Fuori dai campi profughi, la popolazione del Darfur si sente insicura Keystone

Nonostante i progressi nell'accesso ai campi profughi, la regione sudanese del Darfur, scossa dalla guerra civile, resta poco sicura: lo afferma una delegazione svizzera di ritorno dal Sudan.

Per la delegazione, che ha visitato i campi profughi sul confine con il Ciad e ha incontrato ministri del governo di Khartoum, rimane ancora molto da fare.

«Non si può accettare una tale situazione umanitaria», afferma Hansjürg Ambühl, capo della divisione Africa dell’Aiuto umanitario svizzero.

«È questione di responsabilità del governo sudanese, dei ribelli e della comunità internazionale, che devono trovare al più presto una soluzione politica», ha dichiarato Ambühl a swissinfo.

Scopo della visita di quattro giorni era di verificare la situazione e di portare avanti il dialogo con il governo sudanese.

Non bastano soltanto gli aiuti umanitari

Nel mese di giugno, la ministra svizzera degli esteri, Micheline Calmy-Rey, si era recata in visita nel Sudan, affermando che non bastano gli aiuti umanitari, per porre fine al conflitto tra i ribelli e le milizie appoggiate dal governo.

La delegazione svizzera ha visitato alcuni campi profughi nei pressi del centro rurale di Al Geneina, a una trentina di chilometri dal confine con il Ciad, dove sono rifugiate 40’000 persone.

La missione ha pure verificato gli interventi delle organizzazione non governative svizzere, attive nella regione da sei mesi.

«Sul piano dell’assistenza, la situazione è molto migliorata dopo la nostra ultima visita», ha detto Ambühl, «ma nei campi ci sono ancora moltissime persone che non hanno alcuna prospettiva di tornare ai loro villaggi».

Ed ha aggiunto di essere molto preoccupato per le condizioni di sicurezza all’interno dei campi, dato che in sostanza non è cambiato nulla.

Mancanza di fiducia

«Il governo ha dispiegato forze di sicurezza nei villaggi, ma i profughi non si fidano di loro e non si azzardano ad uscire dai campi», sostiene Ambühl.

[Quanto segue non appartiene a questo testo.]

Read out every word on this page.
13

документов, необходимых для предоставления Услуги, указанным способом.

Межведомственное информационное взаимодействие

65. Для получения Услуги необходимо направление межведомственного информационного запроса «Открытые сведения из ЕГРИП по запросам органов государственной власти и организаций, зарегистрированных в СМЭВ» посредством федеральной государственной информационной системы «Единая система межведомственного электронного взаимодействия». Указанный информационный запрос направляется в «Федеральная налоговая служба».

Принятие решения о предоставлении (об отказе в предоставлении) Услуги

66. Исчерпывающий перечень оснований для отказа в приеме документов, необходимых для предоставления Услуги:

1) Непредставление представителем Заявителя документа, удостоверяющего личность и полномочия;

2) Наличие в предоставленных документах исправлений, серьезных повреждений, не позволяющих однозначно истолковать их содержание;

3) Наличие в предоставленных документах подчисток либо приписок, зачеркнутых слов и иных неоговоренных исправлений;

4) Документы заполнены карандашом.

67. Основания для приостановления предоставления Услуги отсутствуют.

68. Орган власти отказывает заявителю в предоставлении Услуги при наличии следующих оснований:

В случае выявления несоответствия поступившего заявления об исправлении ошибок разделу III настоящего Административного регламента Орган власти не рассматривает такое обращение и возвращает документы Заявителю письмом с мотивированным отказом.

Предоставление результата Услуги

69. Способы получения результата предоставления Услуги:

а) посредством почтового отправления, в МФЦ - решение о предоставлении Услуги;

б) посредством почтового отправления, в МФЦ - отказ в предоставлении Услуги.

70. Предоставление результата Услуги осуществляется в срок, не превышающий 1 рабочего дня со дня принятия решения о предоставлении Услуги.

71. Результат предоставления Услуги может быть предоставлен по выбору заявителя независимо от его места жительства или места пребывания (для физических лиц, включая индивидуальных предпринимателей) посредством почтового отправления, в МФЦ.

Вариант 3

«Non vogliono uscire perché hanno paura di essere attaccati dai miliziani janjawid», spiega lo specialista di aiuto umanitario, «e quindi nei campi la situazione rimane fondamentalmente invariata».

Aiuto umanitario svizzero

Attualmente una dozzina di esperti svizzeri si trovano nella regione del Darfur e nel Ciad, dove collaborano con organizzazioni dell’ONU e del CICR.

Per quest’anno, la Svizzera ha promesso una decina di milioni di franchi per l’assistenza umanitaria nella regione.

«I fondi saranno incanalati via organizzazioni internazionali e attraverso quelle organizzazioni non governative svizzere che abbiamo visitato», ha dichiarato Ambühl.

«Inoltre invieremo ancora, sia nel Darfur che nel Ciad, esperti dell’Aiuto umanitario svizzero, specialisti di idrologia e impianti sanitari, salute e logistica.»

Dal febbraio del 2003, il Darfur è devastato da una guerra civile che oppone movimenti ribelli e milizie arabe filo-governative.

Secondo fonti dell’ONU, gli scontri hanno fatto almeno 50’000 morti e oltre un milione di profughi, provocando quella che le Nazioni Unite hanno descritto come la più grande crisi umanitaria del mondo.

swissinfo, Robert Brookes
(traduzione dall’inglese: Fabio Mariani)

Una delegazione svizzera di rientro dal Sudan ha definito inaccettabile la situazione umanitaria nel Darfur.

Sebbene l’accesso ai campi profughi sia migliorato, le condizioni di sicurezza rimangono insoddisfacenti e i rifugiati non osano uscire per paura delle milizie arabe.

Per quest’anno, la Svizzera ha promesso 10 milioni di franchi di aiuti umanitari per la regione.